Tutorial 2: Build a Model

Now that you've completed Tutorial 1, let's move on to how you might use your tagged documents to build a model. We're going to use the same simple named entity task that comes with MAT, and we're going to assume that your task is installed. Where Tutorial 1 involved the UI, this tutorial (and the next one) involves one of the command-line tools. Like Tutorial 1, we're going to do this tutorial in file mode. And because this tutorial involves the command line, make sure you're familiar with the "Conventions" section in your platform-specific instructions in the "Getting Started" section of the documentation.

As we saw in Tutorial 1, the sample task contains ten raw ASCII files in the directory MAT_PKG_HOME/sample/ne/resources/data/raw. The sample task also contains annotated versions of these files, in MAT_PKG_HOME/sample/ne/resources/data/json. (These files aren't necessarily correctly annotated; we prepared them using an automated tagger, and haven't corrected them. But that's not particularly important for this exercise.) Rather than ask you to hand-annotate all ten of these documents, we'll use the already-annotated versions to build a model.

The tool we're going to use here is MATModelBuilder.

Step 1: Build a model, version 1

In a shell:

Unix:

$ cd $MAT_PKG_HOME
$ bin/MATModelBuilder --task 'Named Entity' --model_file /tmp/ne_model \
--input_files "$PWD/sample/ne/resources/data/json/*.json"

Windows native:

> cd %MAT_PKG_HOME%
> bin\MATModelBuilder.cmd --task "Named Entity" --model_file %TMP%\ne_model \
--input_files "%CD%\sample\ne\resources\data\json\*.json"

Each call to the model builder requires a task, just as the UI required in Tutorial 1. The --model_file directive tells the tool where to save the model, and the --input_files directive tells the tool which files to use.
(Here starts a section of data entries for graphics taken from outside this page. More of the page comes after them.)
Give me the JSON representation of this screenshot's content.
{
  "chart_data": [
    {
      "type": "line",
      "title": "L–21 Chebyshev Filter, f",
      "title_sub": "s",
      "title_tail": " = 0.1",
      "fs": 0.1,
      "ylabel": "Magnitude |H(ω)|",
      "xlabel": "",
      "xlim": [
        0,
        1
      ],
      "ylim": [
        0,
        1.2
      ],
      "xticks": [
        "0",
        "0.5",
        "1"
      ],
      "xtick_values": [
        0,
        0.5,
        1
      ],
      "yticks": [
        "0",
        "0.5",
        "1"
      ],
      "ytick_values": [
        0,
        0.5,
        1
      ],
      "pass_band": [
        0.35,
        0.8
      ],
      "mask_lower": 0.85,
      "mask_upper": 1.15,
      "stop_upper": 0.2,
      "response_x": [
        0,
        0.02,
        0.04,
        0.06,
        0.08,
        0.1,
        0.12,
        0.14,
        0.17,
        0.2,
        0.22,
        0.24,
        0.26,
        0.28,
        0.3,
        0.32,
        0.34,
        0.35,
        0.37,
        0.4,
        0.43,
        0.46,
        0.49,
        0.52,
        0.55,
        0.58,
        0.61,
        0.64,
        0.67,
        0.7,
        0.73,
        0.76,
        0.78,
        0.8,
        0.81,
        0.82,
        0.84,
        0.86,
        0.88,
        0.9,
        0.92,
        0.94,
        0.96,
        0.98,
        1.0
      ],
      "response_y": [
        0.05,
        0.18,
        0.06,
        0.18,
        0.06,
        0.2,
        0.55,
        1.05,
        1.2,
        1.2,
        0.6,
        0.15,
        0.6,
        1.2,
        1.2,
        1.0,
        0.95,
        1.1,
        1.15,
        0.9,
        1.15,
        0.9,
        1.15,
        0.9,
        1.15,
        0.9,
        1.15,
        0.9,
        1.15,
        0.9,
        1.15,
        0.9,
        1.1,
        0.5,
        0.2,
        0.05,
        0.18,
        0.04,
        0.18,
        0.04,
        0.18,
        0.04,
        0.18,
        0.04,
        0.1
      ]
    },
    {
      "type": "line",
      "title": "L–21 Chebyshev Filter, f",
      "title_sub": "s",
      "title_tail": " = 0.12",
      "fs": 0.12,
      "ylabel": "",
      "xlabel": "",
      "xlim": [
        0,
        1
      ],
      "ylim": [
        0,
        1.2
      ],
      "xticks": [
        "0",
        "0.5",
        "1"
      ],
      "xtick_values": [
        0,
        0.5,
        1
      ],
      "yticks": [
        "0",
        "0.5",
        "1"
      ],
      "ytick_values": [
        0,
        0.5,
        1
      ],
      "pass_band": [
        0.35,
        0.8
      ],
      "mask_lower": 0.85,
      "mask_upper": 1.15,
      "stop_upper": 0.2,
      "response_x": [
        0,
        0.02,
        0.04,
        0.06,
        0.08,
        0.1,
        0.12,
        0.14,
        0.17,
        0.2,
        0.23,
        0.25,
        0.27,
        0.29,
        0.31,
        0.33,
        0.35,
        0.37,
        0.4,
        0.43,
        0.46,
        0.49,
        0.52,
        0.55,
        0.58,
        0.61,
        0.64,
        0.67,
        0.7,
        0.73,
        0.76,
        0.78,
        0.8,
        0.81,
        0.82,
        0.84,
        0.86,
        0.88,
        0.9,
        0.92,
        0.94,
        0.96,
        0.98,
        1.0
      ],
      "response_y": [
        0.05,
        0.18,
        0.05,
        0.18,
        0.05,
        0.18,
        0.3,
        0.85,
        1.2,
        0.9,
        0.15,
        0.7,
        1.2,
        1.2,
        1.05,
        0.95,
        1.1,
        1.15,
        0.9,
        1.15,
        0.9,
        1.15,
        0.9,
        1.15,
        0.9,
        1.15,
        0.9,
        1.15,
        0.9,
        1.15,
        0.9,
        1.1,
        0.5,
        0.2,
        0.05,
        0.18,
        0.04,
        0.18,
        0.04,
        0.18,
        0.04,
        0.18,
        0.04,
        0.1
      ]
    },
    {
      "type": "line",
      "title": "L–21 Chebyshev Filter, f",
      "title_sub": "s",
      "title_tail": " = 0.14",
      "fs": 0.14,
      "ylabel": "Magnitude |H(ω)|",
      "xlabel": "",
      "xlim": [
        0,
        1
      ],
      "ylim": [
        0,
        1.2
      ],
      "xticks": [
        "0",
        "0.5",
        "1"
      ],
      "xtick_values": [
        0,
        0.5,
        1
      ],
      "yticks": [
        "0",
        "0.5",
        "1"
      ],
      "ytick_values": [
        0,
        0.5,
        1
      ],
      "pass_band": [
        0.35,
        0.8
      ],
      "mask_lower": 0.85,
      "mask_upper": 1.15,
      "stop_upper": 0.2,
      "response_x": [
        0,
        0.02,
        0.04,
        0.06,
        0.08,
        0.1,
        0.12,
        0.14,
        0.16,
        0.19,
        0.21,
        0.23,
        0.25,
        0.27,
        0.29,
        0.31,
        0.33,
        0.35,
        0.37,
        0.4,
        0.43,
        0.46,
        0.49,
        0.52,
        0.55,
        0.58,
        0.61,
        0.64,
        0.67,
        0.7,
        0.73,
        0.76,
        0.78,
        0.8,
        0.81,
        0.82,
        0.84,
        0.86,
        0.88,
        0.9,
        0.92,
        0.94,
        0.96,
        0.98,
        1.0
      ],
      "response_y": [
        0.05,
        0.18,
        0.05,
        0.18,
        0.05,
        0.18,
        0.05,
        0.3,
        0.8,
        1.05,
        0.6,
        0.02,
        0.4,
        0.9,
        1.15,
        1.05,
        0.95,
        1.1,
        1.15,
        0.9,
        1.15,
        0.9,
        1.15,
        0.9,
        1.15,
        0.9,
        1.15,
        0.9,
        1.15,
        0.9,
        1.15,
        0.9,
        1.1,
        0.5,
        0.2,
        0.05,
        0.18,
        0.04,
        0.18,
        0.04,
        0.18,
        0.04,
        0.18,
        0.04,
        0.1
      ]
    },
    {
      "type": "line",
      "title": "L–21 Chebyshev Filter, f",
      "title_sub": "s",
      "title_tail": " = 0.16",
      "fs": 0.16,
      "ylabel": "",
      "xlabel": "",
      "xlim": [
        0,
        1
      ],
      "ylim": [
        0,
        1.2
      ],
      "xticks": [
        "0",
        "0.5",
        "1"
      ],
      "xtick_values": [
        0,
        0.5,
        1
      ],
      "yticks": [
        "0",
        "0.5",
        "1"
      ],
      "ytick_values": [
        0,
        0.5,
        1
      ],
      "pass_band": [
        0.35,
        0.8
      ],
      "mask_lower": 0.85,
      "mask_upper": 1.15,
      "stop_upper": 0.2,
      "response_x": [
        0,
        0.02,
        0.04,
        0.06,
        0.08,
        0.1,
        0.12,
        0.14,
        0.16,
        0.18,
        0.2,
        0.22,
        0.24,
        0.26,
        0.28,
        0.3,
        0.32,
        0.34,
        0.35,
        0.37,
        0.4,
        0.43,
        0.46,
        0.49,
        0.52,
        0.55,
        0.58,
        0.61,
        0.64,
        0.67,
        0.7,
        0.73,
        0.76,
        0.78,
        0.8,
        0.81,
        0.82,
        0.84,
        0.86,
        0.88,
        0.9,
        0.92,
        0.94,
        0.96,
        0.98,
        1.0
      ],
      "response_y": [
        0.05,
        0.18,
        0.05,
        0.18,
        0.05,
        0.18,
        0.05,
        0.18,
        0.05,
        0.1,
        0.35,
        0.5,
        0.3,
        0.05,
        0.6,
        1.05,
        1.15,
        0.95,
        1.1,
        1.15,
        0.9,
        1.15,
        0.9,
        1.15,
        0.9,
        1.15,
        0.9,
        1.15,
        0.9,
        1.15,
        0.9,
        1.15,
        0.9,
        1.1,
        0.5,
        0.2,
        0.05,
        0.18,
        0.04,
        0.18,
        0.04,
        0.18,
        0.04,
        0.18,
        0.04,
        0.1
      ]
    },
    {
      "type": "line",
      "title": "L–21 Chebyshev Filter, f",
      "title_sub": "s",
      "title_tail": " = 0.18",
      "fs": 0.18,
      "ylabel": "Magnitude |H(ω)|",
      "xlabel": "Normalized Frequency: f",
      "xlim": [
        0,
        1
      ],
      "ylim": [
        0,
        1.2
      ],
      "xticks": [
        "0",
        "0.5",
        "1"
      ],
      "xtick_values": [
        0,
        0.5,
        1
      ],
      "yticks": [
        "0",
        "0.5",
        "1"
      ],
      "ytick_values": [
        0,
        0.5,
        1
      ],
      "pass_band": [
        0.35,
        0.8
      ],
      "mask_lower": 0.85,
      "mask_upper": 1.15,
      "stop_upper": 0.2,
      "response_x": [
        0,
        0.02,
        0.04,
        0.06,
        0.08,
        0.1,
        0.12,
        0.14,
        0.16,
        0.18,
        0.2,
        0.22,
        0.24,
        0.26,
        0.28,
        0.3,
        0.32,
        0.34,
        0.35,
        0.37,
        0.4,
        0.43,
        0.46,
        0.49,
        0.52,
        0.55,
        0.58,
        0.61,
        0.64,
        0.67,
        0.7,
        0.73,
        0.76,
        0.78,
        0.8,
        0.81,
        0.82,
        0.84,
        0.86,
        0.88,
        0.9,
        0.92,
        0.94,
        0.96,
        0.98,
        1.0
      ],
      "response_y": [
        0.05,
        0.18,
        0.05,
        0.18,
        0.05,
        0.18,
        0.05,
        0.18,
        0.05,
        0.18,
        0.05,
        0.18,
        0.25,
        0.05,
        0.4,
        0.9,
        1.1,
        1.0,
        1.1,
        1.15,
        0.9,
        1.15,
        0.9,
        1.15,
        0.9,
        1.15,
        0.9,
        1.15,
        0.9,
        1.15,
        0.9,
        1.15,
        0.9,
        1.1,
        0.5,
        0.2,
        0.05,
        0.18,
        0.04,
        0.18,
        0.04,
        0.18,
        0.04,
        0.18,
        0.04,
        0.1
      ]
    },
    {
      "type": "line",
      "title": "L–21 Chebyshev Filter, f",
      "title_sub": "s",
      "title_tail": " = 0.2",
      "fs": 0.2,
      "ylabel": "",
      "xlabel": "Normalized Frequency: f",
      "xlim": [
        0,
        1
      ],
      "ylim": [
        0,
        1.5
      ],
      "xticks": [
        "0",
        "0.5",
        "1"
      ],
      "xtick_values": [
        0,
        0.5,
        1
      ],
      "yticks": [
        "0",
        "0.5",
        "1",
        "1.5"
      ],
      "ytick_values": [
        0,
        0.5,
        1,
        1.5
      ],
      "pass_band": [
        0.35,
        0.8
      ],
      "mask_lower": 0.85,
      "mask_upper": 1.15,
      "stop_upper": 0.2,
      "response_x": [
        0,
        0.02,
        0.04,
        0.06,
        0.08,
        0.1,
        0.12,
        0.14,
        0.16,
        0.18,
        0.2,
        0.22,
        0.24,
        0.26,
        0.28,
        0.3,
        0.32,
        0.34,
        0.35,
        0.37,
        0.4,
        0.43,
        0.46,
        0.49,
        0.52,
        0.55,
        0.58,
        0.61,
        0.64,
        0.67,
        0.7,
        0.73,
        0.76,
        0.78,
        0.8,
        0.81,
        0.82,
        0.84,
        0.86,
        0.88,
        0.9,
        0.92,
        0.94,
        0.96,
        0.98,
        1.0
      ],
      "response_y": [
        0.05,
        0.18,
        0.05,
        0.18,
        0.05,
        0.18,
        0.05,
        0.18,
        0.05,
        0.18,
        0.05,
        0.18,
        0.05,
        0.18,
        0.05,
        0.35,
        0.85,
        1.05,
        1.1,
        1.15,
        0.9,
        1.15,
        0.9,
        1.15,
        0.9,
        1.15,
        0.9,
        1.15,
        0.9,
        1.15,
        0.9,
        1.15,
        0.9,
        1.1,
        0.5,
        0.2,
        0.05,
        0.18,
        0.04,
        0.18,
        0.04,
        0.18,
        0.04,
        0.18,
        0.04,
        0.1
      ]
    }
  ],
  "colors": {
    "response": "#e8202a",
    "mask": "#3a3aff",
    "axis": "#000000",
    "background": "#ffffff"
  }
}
There are many other arguments available to this tool; see the tool documentation for more details.

When you run this, you should see something like the following output:

===== Initiating Stochastic Gradient Descent Training with Periodic Stepsize Adjustment (PSA) =====
batch_size = 1
period_size = 10
initial learning rate = 0.100000
eta (adjustment) range = 0.990000 to 0.999900
-------------------------
number of parameters = 39031
number of training seqs = 175
======================================================================================================

........Epoch 1 complete (of 6)
.........Epoch 2 complete (of 6)
.........Epoch 3 complete (of 6)
.........Epoch 4 complete (of 6)
........Epoch 5 complete (of 6)
.........Epoch 6 complete (of 6)

The default behavior of the model builder is specified in the task.xml file associated with this task. This task is configured to use periodic stepsize adjustment, which is significantly faster than the normal training mechanism, but also requires that the model builder ensure that the document is segmented into "sentence-sized" chunks. This segmentation is temporary, and is used only in the context of the model builder.

We've successfully built a model, but we're not going to use it quite yet.

Step 2: Build a model, version 2

Our task has also been configured, in the task.xml file, to recognize the location of a default model. The default model is a location, usually a relative pathname referring to the directory which contains the task.xml file or one of its descendants, which is checked by default when the MAT tools look for a model in file mode. The user has the option of overwriting the default model when MATModelBuilder is called. Let's do that, so we can make use of the default model in the next tutorial.

In a shell:

Unix:

$ cd $MAT_PKG_HOME
$ bin/MATModelBuilder --task 'Named Entity' --save_as_default_model \
--input_files "$PWD/sample/ne/resources/data/json/*.json"

Windows native:

> cd %MAT_PKG_HOME%
> bin\MATModelBuilder.cmd --task "Named Entity" --save_as_default_model \
--input_files "%CD%\sample\ne\resources\data\json\*.json"

The output you see should be similar to that in step 1.

Step 3: Clean up (optional)

If you're not planning on doing any other tutorials, and you don't want the "Named Entity" task hanging around, remove it as shown in the final step of Tutorial 1.

This concludes Tutorial 2.